Sitting on her knees:
This is a great way to start your shoot since it is a perfect warm-up pose to loosen things up. Ask your subject sit back on her feet with her knees slightly apart. Regardless of what pose you put your client in, always give her hands something to do. In this particular pose, I like to ask my clients to start by playing around with their hair or the bra straps. If she’s wearing a men’s shirt or cardigan, she can use her hands to pull the fabric tight around her body to accentuate her natural shape. From there, you can take shots from several different angles, moving all the way around your subject to get a variety of images.
Lying on her back:
No matter what pose you have your client in, you want to make sure that you accentuate her curves and add angles to your photo. Ask your client to lie on her back perpendicular to you with her knees bent and feet together. To lengthen her legs, ask her to extend one of her legs without totally straightening it. With proper direction, you can get at least 20 different images from this single pose. Be creative by adding some detail shots in the mix (her eyes, lips, the lace on her lingerie, etc.). Grab a step-stool and shoot some frames of her from above.
Lying on her side:
Another classic boudoir pose is to have your subject lying on her side. You can easily move into this pose directly from the one with her lying on her back. To accentuate her curves, ask her to lie with her bottom leg straight and the top leg bent with the knee touching the bed (or whatever it is that she’s lying on). Have her prop herself up on her elbow with her hand in her hair. With the other hand, have her place it on top of her hips while tucking the elbow behind her. If she’s self-conscious about her midsection, have her place that hand in front of her instead.
The booty shot
One of the highlights of my job is being able to wow my client with a great shot of her backside. Whether your client is curvy or not-so-curvy, this method is my tried-and-true way of getting a booty shot that she’ll love. Start by having your client stand facing away from you at an angle. Ask her to stand with the leg closest to you straightened and bend the leg that’s farther away from you. To give her body even more of a curve, ask her to pop her bottom back. Sometimes women will bend forward when you ask her to pop her bottom back. If this happens, ask her to tilt her pelvis. When shooting, you want to position yourself so that her bottom is slightly above your eye line.
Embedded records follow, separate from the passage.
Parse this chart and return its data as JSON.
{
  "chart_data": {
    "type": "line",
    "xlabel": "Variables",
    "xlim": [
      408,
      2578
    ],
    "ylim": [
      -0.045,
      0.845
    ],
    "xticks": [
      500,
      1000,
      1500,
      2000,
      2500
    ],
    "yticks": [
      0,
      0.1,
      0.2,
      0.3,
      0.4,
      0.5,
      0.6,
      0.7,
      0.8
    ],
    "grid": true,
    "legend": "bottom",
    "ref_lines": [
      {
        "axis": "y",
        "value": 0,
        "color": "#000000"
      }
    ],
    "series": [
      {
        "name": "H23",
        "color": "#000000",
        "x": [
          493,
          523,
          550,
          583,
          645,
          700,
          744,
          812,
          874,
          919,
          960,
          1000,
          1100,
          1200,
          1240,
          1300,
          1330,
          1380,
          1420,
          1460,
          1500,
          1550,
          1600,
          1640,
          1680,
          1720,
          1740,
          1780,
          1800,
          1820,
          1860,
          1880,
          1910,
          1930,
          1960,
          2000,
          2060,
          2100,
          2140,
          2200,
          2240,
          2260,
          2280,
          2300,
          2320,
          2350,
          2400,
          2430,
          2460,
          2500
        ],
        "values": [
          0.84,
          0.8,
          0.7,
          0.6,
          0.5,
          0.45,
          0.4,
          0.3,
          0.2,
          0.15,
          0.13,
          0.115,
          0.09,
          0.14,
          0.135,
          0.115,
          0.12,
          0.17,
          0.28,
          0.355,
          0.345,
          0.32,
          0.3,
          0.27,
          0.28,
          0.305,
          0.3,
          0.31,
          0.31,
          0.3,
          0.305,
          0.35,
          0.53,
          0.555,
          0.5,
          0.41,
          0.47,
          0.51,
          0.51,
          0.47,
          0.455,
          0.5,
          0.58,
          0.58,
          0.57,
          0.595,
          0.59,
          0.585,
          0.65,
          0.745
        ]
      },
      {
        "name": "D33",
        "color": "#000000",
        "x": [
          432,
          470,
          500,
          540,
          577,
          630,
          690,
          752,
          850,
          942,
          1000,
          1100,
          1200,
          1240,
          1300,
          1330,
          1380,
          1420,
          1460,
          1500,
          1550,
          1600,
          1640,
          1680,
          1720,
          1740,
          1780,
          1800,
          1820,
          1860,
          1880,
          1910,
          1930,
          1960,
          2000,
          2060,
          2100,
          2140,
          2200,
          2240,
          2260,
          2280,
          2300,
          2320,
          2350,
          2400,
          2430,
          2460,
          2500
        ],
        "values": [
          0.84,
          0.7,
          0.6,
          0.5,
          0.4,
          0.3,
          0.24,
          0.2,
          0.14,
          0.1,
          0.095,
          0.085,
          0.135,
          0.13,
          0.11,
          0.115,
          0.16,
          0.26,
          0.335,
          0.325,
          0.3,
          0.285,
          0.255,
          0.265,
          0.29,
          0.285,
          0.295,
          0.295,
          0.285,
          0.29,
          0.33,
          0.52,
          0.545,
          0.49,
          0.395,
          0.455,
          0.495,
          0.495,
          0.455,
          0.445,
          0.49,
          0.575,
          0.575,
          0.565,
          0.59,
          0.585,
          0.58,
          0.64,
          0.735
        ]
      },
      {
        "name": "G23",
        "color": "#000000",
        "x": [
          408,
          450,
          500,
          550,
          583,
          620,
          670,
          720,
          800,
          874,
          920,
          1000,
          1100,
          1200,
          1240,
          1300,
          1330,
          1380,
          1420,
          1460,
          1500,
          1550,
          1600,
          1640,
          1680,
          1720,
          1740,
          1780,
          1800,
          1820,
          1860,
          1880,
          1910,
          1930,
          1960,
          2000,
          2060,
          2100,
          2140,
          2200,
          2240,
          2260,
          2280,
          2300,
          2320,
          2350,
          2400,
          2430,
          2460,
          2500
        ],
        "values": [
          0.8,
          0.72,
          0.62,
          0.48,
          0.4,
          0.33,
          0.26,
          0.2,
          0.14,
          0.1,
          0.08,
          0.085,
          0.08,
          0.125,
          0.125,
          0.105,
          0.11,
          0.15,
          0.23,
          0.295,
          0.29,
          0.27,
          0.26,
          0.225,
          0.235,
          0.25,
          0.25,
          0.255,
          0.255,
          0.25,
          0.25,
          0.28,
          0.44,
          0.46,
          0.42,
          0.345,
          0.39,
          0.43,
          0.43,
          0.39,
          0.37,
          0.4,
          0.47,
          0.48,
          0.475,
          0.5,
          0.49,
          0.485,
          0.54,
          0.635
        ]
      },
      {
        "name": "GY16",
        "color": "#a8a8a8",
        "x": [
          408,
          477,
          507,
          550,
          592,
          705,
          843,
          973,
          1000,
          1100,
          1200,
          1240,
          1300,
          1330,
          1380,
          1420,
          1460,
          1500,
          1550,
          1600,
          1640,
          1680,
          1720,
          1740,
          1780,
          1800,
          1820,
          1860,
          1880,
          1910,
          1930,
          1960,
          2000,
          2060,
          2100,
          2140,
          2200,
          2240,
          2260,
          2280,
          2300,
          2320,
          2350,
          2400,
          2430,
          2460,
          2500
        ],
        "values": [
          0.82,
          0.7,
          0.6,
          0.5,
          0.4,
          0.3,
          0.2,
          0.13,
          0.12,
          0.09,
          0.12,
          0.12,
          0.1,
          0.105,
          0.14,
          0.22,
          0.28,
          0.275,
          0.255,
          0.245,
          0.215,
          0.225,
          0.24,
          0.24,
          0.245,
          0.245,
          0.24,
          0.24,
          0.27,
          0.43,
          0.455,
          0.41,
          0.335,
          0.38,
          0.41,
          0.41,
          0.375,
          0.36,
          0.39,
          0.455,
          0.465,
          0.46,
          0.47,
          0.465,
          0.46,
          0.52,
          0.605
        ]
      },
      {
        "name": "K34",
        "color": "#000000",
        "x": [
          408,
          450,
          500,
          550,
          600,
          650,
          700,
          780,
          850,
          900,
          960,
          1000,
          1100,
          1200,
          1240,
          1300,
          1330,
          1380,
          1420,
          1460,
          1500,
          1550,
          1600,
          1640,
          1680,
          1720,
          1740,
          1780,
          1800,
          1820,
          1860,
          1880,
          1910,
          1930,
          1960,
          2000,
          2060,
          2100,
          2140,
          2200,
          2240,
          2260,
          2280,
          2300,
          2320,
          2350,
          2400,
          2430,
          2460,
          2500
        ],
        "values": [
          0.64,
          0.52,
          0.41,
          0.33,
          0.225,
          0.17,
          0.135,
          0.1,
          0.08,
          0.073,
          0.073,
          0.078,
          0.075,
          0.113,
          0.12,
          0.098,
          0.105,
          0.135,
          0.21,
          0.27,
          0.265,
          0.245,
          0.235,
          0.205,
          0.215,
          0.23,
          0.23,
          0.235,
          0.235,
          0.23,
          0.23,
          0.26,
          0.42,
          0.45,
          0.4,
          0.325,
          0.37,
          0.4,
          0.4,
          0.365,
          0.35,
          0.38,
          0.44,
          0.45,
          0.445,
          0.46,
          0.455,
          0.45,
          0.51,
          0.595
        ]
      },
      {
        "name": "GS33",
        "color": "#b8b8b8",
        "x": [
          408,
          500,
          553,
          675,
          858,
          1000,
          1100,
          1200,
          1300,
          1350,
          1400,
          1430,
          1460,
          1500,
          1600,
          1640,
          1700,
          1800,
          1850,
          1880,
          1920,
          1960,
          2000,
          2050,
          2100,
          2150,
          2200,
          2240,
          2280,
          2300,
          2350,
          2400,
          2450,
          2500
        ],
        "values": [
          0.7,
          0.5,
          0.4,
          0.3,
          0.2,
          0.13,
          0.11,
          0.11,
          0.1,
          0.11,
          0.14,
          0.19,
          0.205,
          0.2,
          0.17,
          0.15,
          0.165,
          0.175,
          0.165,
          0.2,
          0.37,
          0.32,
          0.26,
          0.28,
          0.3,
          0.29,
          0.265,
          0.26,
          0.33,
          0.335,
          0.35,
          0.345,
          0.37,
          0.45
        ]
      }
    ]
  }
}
Retouching a boudoir shoot can vary widely from photographer to photographer. While many professional boudoir shooters opt for magazine-style editing, which can include methods such as frequency separation for that flawless look, I do know of very successful boudoir photographers who do little to no editing at all. Some common actions include removing temporary blemishes, using the liquify tool sparingly for minor tucks, and utilizing some form of skin softening or smoothing technique to lessen or eliminate skin imperfections.
When it comes to post-processing after a boudoir session, my main goal is to never edit a client to the point where she doesn’t look like herself. Over-editing conveys a message that can be damaging to a woman’s self-esteem. Instead, I want to empower my clients. I want to give them an experience that challenges their expectations of themselves. I want my clients to know that they’re just as beautiful and sexy as any of the models that they see in glossy publications.